A Closed and Secure Development Ecosystem
The entire lifecycle of this technology is governed by strict operational security. A developer, such as @dankzb.03, finalizes a new feature and compiles the firmware. The compiled files are then distributed through controlled channels, like a private Signal group, to vetted unit commanders or individual pilots. To activate the firmware on a new piece of hardware, the pilot must connect the transmitter to a computer, retrieve its unique
TX_ID, and submit it to the milpilots.com portal to receive a corresponding TX_LOCK key. This process ensures that only authorized users with approved hardware can access the advanced functionalities. This closed loop protects the technology from being easily copied or used by adversaries, allowing developers to control its proliferation.
Enabling Complex Multi-Domain Operations
The system’s advanced features enable missions far beyond simple kamikaze attacks. An operator can utilize the SWARM_ID and VX_CONTROL functions to coordinate a multi-drone attack. For instance, a single pilot could launch two drones. Using a switch on their controller, the pilot selects Drone 1, which is armed with an anti-personnel warhead, and flies it to an overwatch position. The pilot then switches control to Drone 2, an EW hunter-killer, and uses it to locate and destroy a jammer protecting an enemy trench. With the EW threat eliminated, the pilot switches back to Drone 1 and attacks the now-exposed infantry. This force-multiplying capability enables a small team to achieve effects that previously required a much larger force.

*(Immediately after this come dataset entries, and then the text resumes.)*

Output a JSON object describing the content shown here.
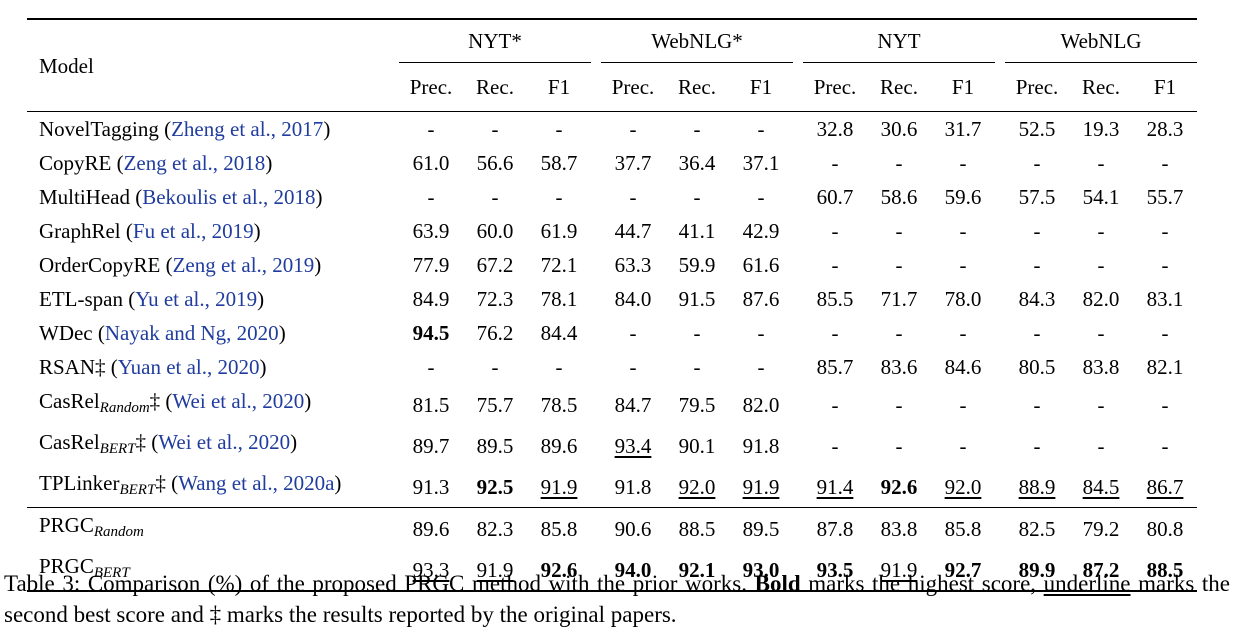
{
  "table": {
    "model_header": "Model",
    "groups": [
      "NYT*",
      "WebNLG*",
      "NYT",
      "WebNLG"
    ],
    "metrics": [
      "Prec.",
      "Rec.",
      "F1"
    ],
    "rows": [
      {
        "name": "NovelTagging",
        "sub": "",
        "mark": "",
        "cite": "Zheng et al., 2017",
        "values": [
          "-",
          "-",
          "-",
          "-",
          "-",
          "-",
          "32.8",
          "30.6",
          "31.7",
          "52.5",
          "19.3",
          "28.3"
        ],
        "styles": [
          "",
          "",
          "",
          "",
          "",
          "",
          "",
          "",
          "",
          "",
          "",
          ""
        ]
      },
      {
        "name": "CopyRE",
        "sub": "",
        "mark": "",
        "cite": "Zeng et al., 2018",
        "values": [
          "61.0",
          "56.6",
          "58.7",
          "37.7",
          "36.4",
          "37.1",
          "-",
          "-",
          "-",
          "-",
          "-",
          "-"
        ],
        "styles": [
          "",
          "",
          "",
          "",
          "",
          "",
          "",
          "",
          "",
          "",
          "",
          ""
        ]
      },
      {
        "name": "MultiHead",
        "sub": "",
        "mark": "",
        "cite": "Bekoulis et al., 2018",
        "values": [
          "-",
          "-",
          "-",
          "-",
          "-",
          "-",
          "60.7",
          "58.6",
          "59.6",
          "57.5",
          "54.1",
          "55.7"
        ],
        "styles": [
          "",
          "",
          "",
          "",
          "",
          "",
          "",
          "",
          "",
          "",
          "",
          ""
        ]
      },
      {
        "name": "GraphRel",
        "sub": "",
        "mark": "",
        "cite": "Fu et al., 2019",
        "values": [
          "63.9",
          "60.0",
          "61.9",
          "44.7",
          "41.1",
          "42.9",
          "-",
          "-",
          "-",
          "-",
          "-",
          "-"
        ],
        "styles": [
          "",
          "",
          "",
          "",
          "",
          "",
          "",
          "",
          "",
          "",
          "",
          ""
        ]
      },
      {
        "name": "OrderCopyRE",
        "sub": "",
        "mark": "",
        "cite": "Zeng et al., 2019",
        "values": [
          "77.9",
          "67.2",
          "72.1",
          "63.3",
          "59.9",
          "61.6",
          "-",
          "-",
          "-",
          "-",
          "-",
          "-"
        ],
        "styles": [
          "",
          "",
          "",
          "",
          "",
          "",
          "",
          "",
          "",
          "",
          "",
          ""
        ]
      },
      {
        "name": "ETL-span",
        "sub": "",
        "mark": "",
        "cite": "Yu et al., 2019",
        "values": [
          "84.9",
          "72.3",
          "78.1",
          "84.0",
          "91.5",
          "87.6",
          "85.5",
          "71.7",
          "78.0",
          "84.3",
          "82.0",
          "83.1"
        ],
        "styles": [
          "",
          "",
          "",
          "",
          "",
          "",
          "",
          "",
          "",
          "",
          "",
          ""
        ]
      },
      {
        "name": "WDec",
        "sub": "",
        "mark": "",
        "cite": "Nayak and Ng, 2020",
        "values": [
          "94.5",
          "76.2",
          "84.4",
          "-",
          "-",
          "-",
          "-",
          "-",
          "-",
          "-",
          "-",
          "-"
        ],
        "styles": [
          "b",
          "",
          "",
          "",
          "",
          "",
          "",
          "",
          "",
          "",
          "",
          ""
        ]
      },
      {
        "name": "RSAN",
        "sub": "",
        "mark": "‡",
        "cite": "Yuan et al., 2020",
        "values": [
          "-",
          "-",
          "-",
          "-",
          "-",
          "-",
          "85.7",
          "83.6",
          "84.6",
          "80.5",
          "83.8",
          "82.1"
        ],
        "styles": [
          "",
          "",
          "",
          "",
          "",
          "",
          "",
          "",
          "",
          "",
          "",
          ""
        ]
      },
      {
        "name": "CasRel",
        "sub": "Random",
        "mark": "‡",
        "cite": "Wei et al., 2020",
        "values": [
          "81.5",
          "75.7",
          "78.5",
          "84.7",
          "79.5",
          "82.0",
          "-",
          "-",
          "-",
          "-",
          "-",
          "-"
        ],
        "styles": [
          "",
          "",
          "",
          "",
          "",
          "",
          "",
          "",
          "",
          "",
          "",
          ""
        ]
      },
      {
        "name": "CasRel",
        "sub": "BERT",
        "mark": "‡",
        "cite": "Wei et al., 2020",
        "values": [
          "89.7",
          "89.5",
          "89.6",
          "93.4",
          "90.1",
          "91.8",
          "-",
          "-",
          "-",
          "-",
          "-",
          "-"
        ],
        "styles": [
          "",
          "",
          "",
          "u",
          "",
          "",
          "",
          "",
          "",
          "",
          "",
          ""
        ]
      },
      {
        "name": "TPLinker",
        "sub": "BERT",
        "mark": "‡",
        "cite": "Wang et al., 2020a",
        "values": [
          "91.3",
          "92.5",
          "91.9",
          "91.8",
          "92.0",
          "91.9",
          "91.4",
          "92.6",
          "92.0",
          "88.9",
          "84.5",
          "86.7"
        ],
        "styles": [
          "",
          "b",
          "u",
          "",
          "u",
          "u",
          "u",
          "b",
          "u",
          "u",
          "u",
          "u"
        ]
      },
      {
        "name": "PRGC",
        "sub": "Random",
        "mark": "",
        "cite": "",
        "values": [
          "89.6",
          "82.3",
          "85.8",
          "90.6",
          "88.5",
          "89.5",
          "87.8",
          "83.8",
          "85.8",
          "82.5",
          "79.2",
          "80.8"
        ],
        "styles": [
          "",
          "",
          "",
          "",
          "",
          "",
          "",
          "",
          "",
          "",
          "",
          ""
        ]
      },
      {
        "name": "PRGC",
        "sub": "BERT",
        "mark": "",
        "cite": "",
        "values": [
          "93.3",
          "91.9",
          "92.6",
          "94.0",
          "92.1",
          "93.0",
          "93.5",
          "91.9",
          "92.7",
          "89.9",
          "87.2",
          "88.5"
        ],
        "styles": [
          "u",
          "u",
          "b",
          "b",
          "b",
          "b",
          "b",
          "u",
          "b",
          "b",
          "b",
          "b"
        ]
      }
    ]
  },
  "caption": {
    "part1": "Table 3: Comparison (%) of the proposed PRGC method with the prior works. ",
    "bold_word": "Bold",
    "part2": " marks the highest score, ",
    "underline_word": "underline",
    "part3": " marks the second best score and ‡ marks the results reported by the original papers."
  }
}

The Logistics of Rapid Innovation
The “Friday Updates” channel is the logistical heart of this agile ecosystem [Initial text]. Every week, the network releases new software, 3D-printable hardware designs, and updated strategies. This rapid tempo is sustained by the use of readily available COTS hardware from Chinese manufacturers like HappyModel and BETAFPV, which can be easily procured through Russian domestic online stores. This model of innovation —combining open-source software, commercial hardware, and rapid, iterative field testing —allows the FPV_VYZOV network to design, test, and field new solutions faster than a traditional military acquisition process can react.
The intelligence gathered reveals a mature, rapidly evolving, and hazardous tactical FPV drone system developed and fielded by a Russian-affiliated network. This ecosystem is built on customized firmware- MILELRS and MILBETA- that transforms commercially available drone hardware into potent military weapons. Its core capabilities include a specialized function for hunting and destroying electronic warfare systems, jam-resistant multi-band communications, and the ability for a single operator to control swarms of drones. The development and distribution are managed through a secure, closed network that vets users and locks firmware to specific hardware, demonstrating a sophisticated approach to operational security. The development trajectory shows a clear progression from basic enhancements to complex, doctrine-enabling features. Future developments will likely focus on increased autonomy and AI integration. This system poses a significant tactical threat, designed to systematically dismantle and overcome conventional military defenses, particularly those that rely on electronic warfare.